Another way to draw eyes to a fashion line, says Tungate, is to enlist the popularity of movie stars. Many houses, particularly new ones, give actresses clothing to wear, not just to America’s Academy Awards but anywhere they might be seen and photographed. Stars, on the other hand, have to look after their own brand image, he adds. If they don’t maintain their look, they will be excoriated by the media.

Pity the upstart fashion house trying to make a name for itself in this expensive, advertising-driven world. Tungate outlines the difficulties new houses face in pushing their way onto store shelves. Generally 80% of a retailer’s display space is devoted to well-known brands, leaving 20% for the wannabes. Stores cannot afford to take greater chances with unknown designers because they must maintain their own brand identities. 
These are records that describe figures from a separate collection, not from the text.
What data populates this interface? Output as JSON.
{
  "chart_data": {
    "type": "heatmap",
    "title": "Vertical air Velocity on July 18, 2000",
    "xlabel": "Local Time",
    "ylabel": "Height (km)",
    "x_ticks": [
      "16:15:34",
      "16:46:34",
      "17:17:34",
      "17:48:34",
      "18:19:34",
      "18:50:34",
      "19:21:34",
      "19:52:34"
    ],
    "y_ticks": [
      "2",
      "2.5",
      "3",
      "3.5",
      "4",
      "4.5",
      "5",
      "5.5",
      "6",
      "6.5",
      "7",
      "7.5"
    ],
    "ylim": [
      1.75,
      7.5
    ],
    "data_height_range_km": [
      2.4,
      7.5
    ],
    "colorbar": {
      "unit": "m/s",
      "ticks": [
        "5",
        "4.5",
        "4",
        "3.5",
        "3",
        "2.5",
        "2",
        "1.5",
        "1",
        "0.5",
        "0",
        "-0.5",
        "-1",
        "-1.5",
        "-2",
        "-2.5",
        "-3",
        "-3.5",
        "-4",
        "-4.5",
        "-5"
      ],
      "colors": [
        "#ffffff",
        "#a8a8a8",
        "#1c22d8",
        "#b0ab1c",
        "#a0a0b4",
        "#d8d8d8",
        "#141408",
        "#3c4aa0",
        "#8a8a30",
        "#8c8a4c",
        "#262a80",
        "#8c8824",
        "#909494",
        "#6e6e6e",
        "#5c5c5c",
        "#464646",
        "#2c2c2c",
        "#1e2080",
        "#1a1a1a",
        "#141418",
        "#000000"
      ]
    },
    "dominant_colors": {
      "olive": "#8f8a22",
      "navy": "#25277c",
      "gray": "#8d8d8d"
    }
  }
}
Customers want to find a certain type of clothing at a given retailer, and they expect to have a certain type of shopping experience. This last expectation is leading some stores, particularly those devoted to a single designer, to turn their emporiums into “brand theme parks, where the architecture, demeanor of the sales staff, even food sold at the store restaurant all reflect a designer’s brand identity.”

The nature of a fashion house’s brand is usually reinforced or expanded in fashion shows, which cost between $40,000 and $200,000 to stage. Given the low sales of haute couture, are these spectacles worth the price? Undoubtedly. A show can generate as much as a hundred times its cost in free advertising. As Tungate says, “If a fashion show is little more than a live advertisement, then haute couture is the most spectacular commercial break of all.”

Not everyone, however, finds fashion brands compelling.  Some find them corporate and coercive. Ignoring designer products and much of contemporary style, many style-setting young people are consequently assembling much of their wardrobes at second-hand stores.  Do they herald the end of fashion brands?  Only time will tell.